Saturday, November 3, 2007

Ghalib ke Khatoot- Letters of Ghalib

Apart from being a great Urdu Poet, Ghalib was also a prolific letter writer. So not only Urdu poetry but also Urdu prose is indebted to him. Some scholars believe that his place in Urdu literature would have been assured only on the basis of his letters. Ghalib introduced a new style of letter writing, much different from the letter writings of others during the period. Before Ghalib, letter writing in Urdu was highly ornamental. He brought in this new style where by his letters ‘talked’ to the reader. They have a simple style, are conversational and shorn of all unnecessary ornamentation and elaboration. He writes, “Sau kos say ba-zabaan-e-qalam baatein kiya karo aur hijr meiN visaal kay maazey liya karo” (from hundreds of miles talk with the tongue of the pen and enjoy the joy of meeting even when you are separated)
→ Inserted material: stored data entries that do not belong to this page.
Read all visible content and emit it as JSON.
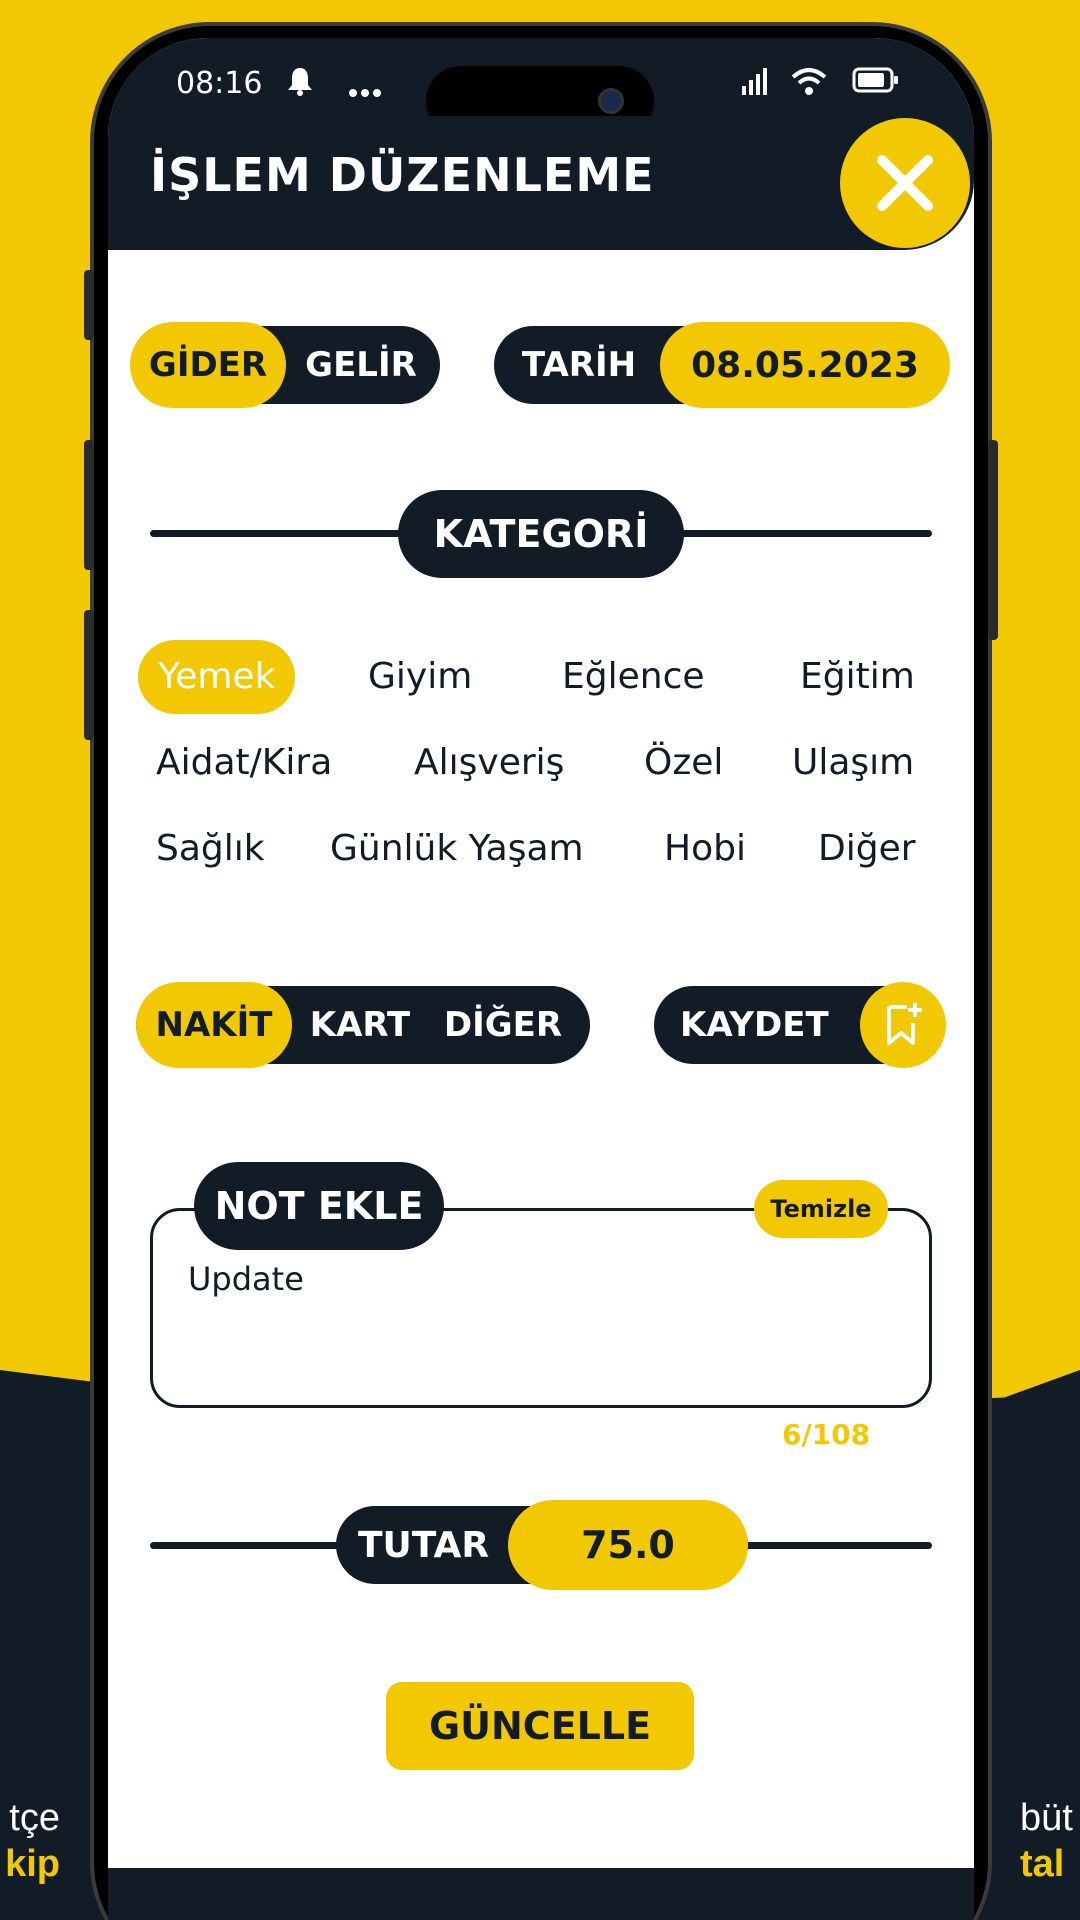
{
  "promo": {
    "left_line1": "tçe",
    "left_line2": "kip",
    "right_line1": "büt",
    "right_line2": "tal"
  },
  "status_bar": {
    "time": "08:16",
    "icons": [
      "bell-icon",
      "more-icon",
      "signal-icon",
      "wifi-icon",
      "battery-icon"
    ]
  },
  "header": {
    "title": "İŞLEM DÜZENLEME",
    "close_icon": "close-icon"
  },
  "type_toggle": {
    "options": [
      "GİDER",
      "GELİR"
    ],
    "selected": "GİDER"
  },
  "date": {
    "label": "TARİH",
    "value": "08.05.2023"
  },
  "category": {
    "title": "KATEGORİ",
    "items": [
      "Yemek",
      "Giyim",
      "Eğlence",
      "Eğitim",
      "Aidat/Kira",
      "Alışveriş",
      "Özel",
      "Ulaşım",
      "Sağlık",
      "Günlük Yaşam",
      "Hobi",
      "Diğer"
    ],
    "selected": "Yemek"
  },
  "payment": {
    "options": [
      "NAKİT",
      "KART",
      "DİĞER"
    ],
    "selected": "NAKİT"
  },
  "save": {
    "label": "KAYDET",
    "icon": "bookmark-add-icon"
  },
  "note": {
    "title": "NOT EKLE",
    "clear_label": "Temizle",
    "value": "Update",
    "counter": "6/108"
  },
  "amount": {
    "label": "TUTAR",
    "value": "75.0"
  },
  "update_button": {
    "label": "GÜNCELLE"
  },
  "colors": {
    "accent": "#F2C803",
    "dark": "#111C27",
    "background": "#FFFFFF"
  }
}
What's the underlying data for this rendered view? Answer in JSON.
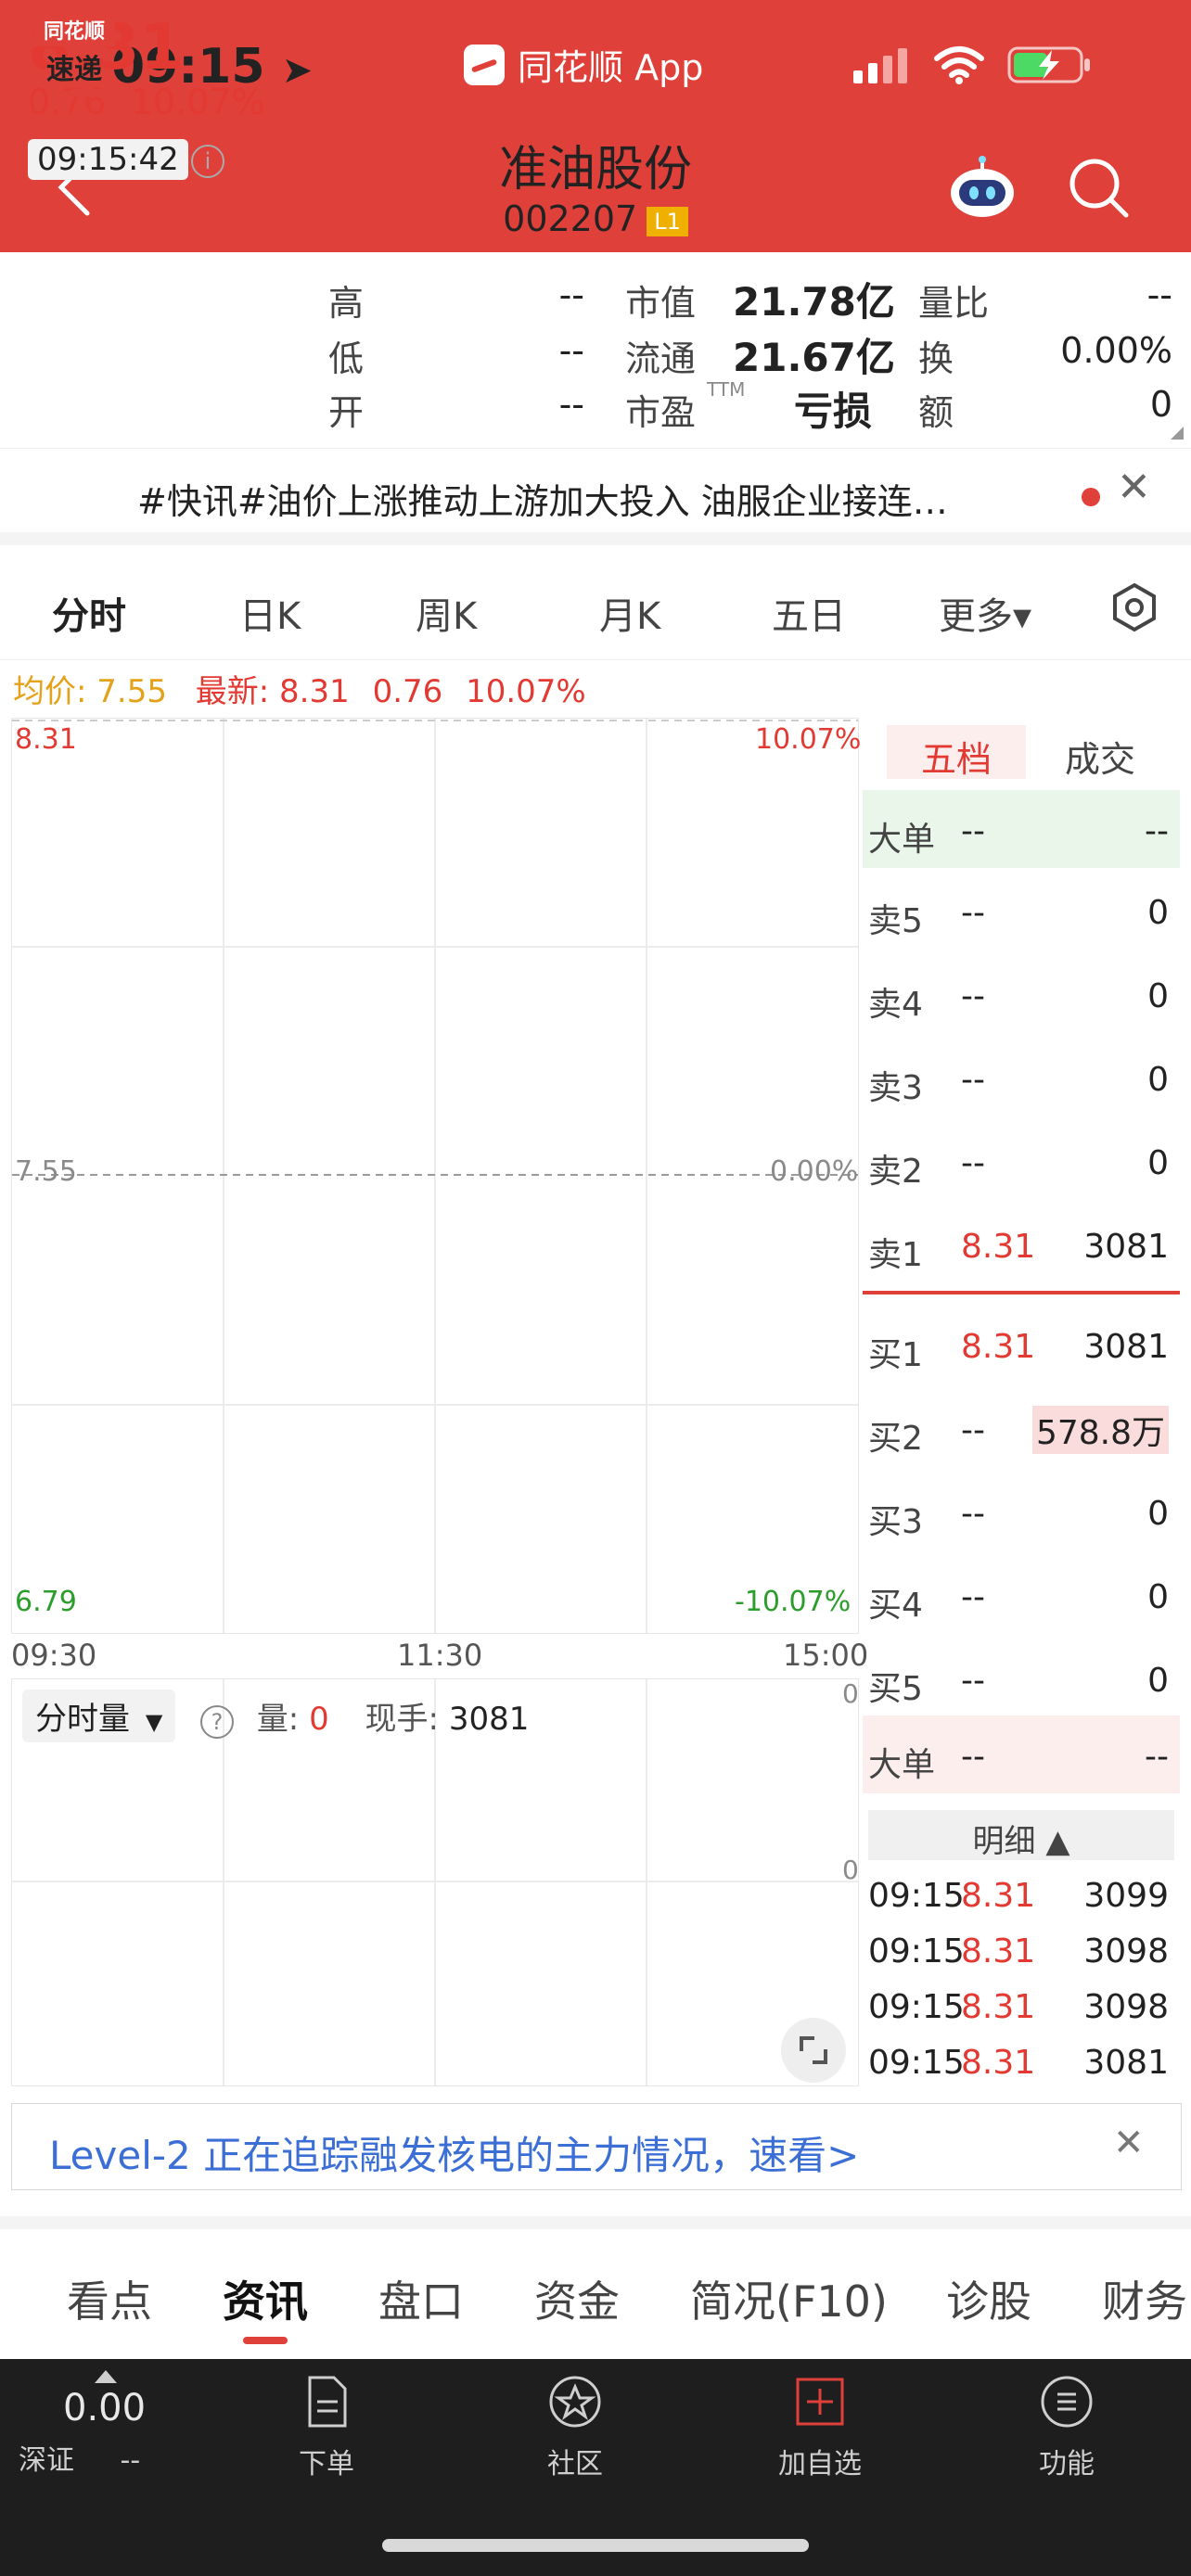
{
  "status_bar": {
    "time": "09:15",
    "app": "同花顺 App"
  },
  "header": {
    "stock_name": "准油股份",
    "stock_code": "002207",
    "level_badge": "L1"
  },
  "quote": {
    "price": "8.31",
    "change_abs": "0.76",
    "change_pct": "10.07%",
    "time": "09:15:42",
    "fields": [
      {
        "label": "高",
        "value": "--"
      },
      {
        "label": "低",
        "value": "--"
      },
      {
        "label": "开",
        "value": "--"
      },
      {
        "label": "市值",
        "value": "21.78亿"
      },
      {
        "label": "流通",
        "value": "21.67亿"
      },
      {
        "label": "市盈",
        "label_sup": "TTM",
        "value": "亏损"
      },
      {
        "label": "量比",
        "value": "--"
      },
      {
        "label": "换",
        "value": "0.00%"
      },
      {
        "label": "额",
        "value": "0"
      }
    ]
  },
  "news": {
    "logo_top": "同花顺",
    "logo_bottom": "速递",
    "text": "#快讯#油价上涨推动上游加大投入 油服企业接连…"
  },
  "tabs": [
    "分时",
    "日K",
    "周K",
    "月K",
    "五日",
    "更多▾"
  ],
  "chart_header": {
    "avg_label": "均价: 7.55",
    "latest_label": "最新: 8.31",
    "change_abs": "0.76",
    "change_pct": "10.07%"
  },
  "chart": {
    "top_price": "8.31",
    "top_pct": "10.07%",
    "mid_price": "7.55",
    "mid_pct": "0.00%",
    "bottom_price": "6.79",
    "bottom_pct": "-10.07%",
    "time_start": "09:30",
    "time_mid": "11:30",
    "time_end": "15:00"
  },
  "volume": {
    "selector": "分时量",
    "vol_label": "量:",
    "vol_value": "0",
    "hand_label": "现手:",
    "hand_value": "3081",
    "axis_top": "0",
    "axis_mid": "0"
  },
  "orderbook": {
    "tab_active": "五档",
    "tab_other": "成交",
    "big_sell": {
      "label": "大单",
      "price": "--",
      "qty": "--"
    },
    "sells": [
      {
        "label": "卖5",
        "price": "--",
        "qty": "0"
      },
      {
        "label": "卖4",
        "price": "--",
        "qty": "0"
      },
      {
        "label": "卖3",
        "price": "--",
        "qty": "0"
      },
      {
        "label": "卖2",
        "price": "--",
        "qty": "0"
      },
      {
        "label": "卖1",
        "price": "8.31",
        "qty": "3081"
      }
    ],
    "buys": [
      {
        "label": "买1",
        "price": "8.31",
        "qty": "3081"
      },
      {
        "label": "买2",
        "price": "--",
        "qty": "578.8万"
      },
      {
        "label": "买3",
        "price": "--",
        "qty": "0"
      },
      {
        "label": "买4",
        "price": "--",
        "qty": "0"
      },
      {
        "label": "买5",
        "price": "--",
        "qty": "0"
      }
    ],
    "big_buy": {
      "label": "大单",
      "price": "--",
      "qty": "--"
    },
    "detail_header": "明细 ▲",
    "details": [
      {
        "time": "09:15",
        "price": "8.31",
        "qty": "3099"
      },
      {
        "time": "09:15",
        "price": "8.31",
        "qty": "3098"
      },
      {
        "time": "09:15",
        "price": "8.31",
        "qty": "3098"
      },
      {
        "time": "09:15",
        "price": "8.31",
        "qty": "3081"
      }
    ]
  },
  "promo": {
    "text": "Level-2 正在追踪融发核电的主力情况，速看>"
  },
  "section_tabs": [
    "看点",
    "资讯",
    "盘口",
    "资金",
    "简况(F10)",
    "诊股",
    "财务"
  ],
  "bottom_bar": {
    "index_value": "0.00",
    "index_name": "深证",
    "index_change": "--",
    "items": [
      "下单",
      "社区",
      "加自选",
      "功能"
    ]
  },
  "colors": {
    "brand": "#e0403a",
    "up": "#e23a32",
    "down": "#2a9d2a",
    "avg": "#e3a21a"
  }
}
His letters were highly informal and laced with humour. He said, “Main kosish karta hoon ki kutch aisi baat likhoon, ki jo padhey khush ho jaae”. (I try to write in a way that who so ever reads it, feels happy.)
He was a prolific letter writer, writing as many as five to six letters very day, and some times posting it himself too. Ghalib also knew his worth. When somebody asked him for his postal address, he cut him down to size: "Asadullah Ghalib, Delhi kafi hoga"(Asadullah Ghalib, Delhi, will be enough.)
Most of his correspondents were addressed to his friends and patrons, shagirds and admirers belonging to all sections and classes of society. Incidentally, his Hindu disciple Munshi Hargopal Tufta was the recipient of the largest number of his letters, totaling 123. Aspiring poets sent him their compositions to correct which he did with great care. In his replies, he invariably put in a couplet or two of his own and gave a detailed account of how he the aspiring poet was fairing.
Subject wise his letters not only give an account of the happenings in the life of the poet but are also a testimony to the tumultuous times that Ghalib lived in. He was a witness to the age of the decline and the end of the Mughal Empire; he lived to see the revolt of 1857 and also its bloody aftermath. So apart from their literary relevance, these letters also have a historical relevance as they provide a detailed first hand account of the life and times of Delhi during the period. Ghalib’s letters, especially those after the revolt and re-capture of Delhi by the British reveal the poignant pain and agony of a man who sees his city and also his way of life that he so loved and admired, brutally ravaged and destroyed by the British. Many of his close friends and admirers were either killed or had to relocate to other cities.
Incidentally, Ghalib did not react with great enthusiasm when the idea of publishing his letters was first put before him by his publisher friend, Munshi Shiv Narayan. However, with the passage of time and some cajoling, he agreed and his letters, totaling 873 were first published in 1865, under the title “Ood-e-Hindi’.
I found this veritable treasure trove, the audio of “Ghalib ke Khatoot”, on Youtube, posted by Mirza Jamal, who posts there as Mahakavi. He kindly consented to my request and made a playlist of his postings so that I could post it on my blog. Sukriya Mirza Saheb. So here it is for you to enjoy…
P.S: This “Ghalib ke Khatoot” is a three cassette series of Ghalib’s letters recited by Zia Mohyeddin in his inimitable style brought out by EMI, Pakistan. I am surprised as to why no music company in India has launched it in India so far considering the number of Ghalib fans that abound. Some pain we had in getting our copy.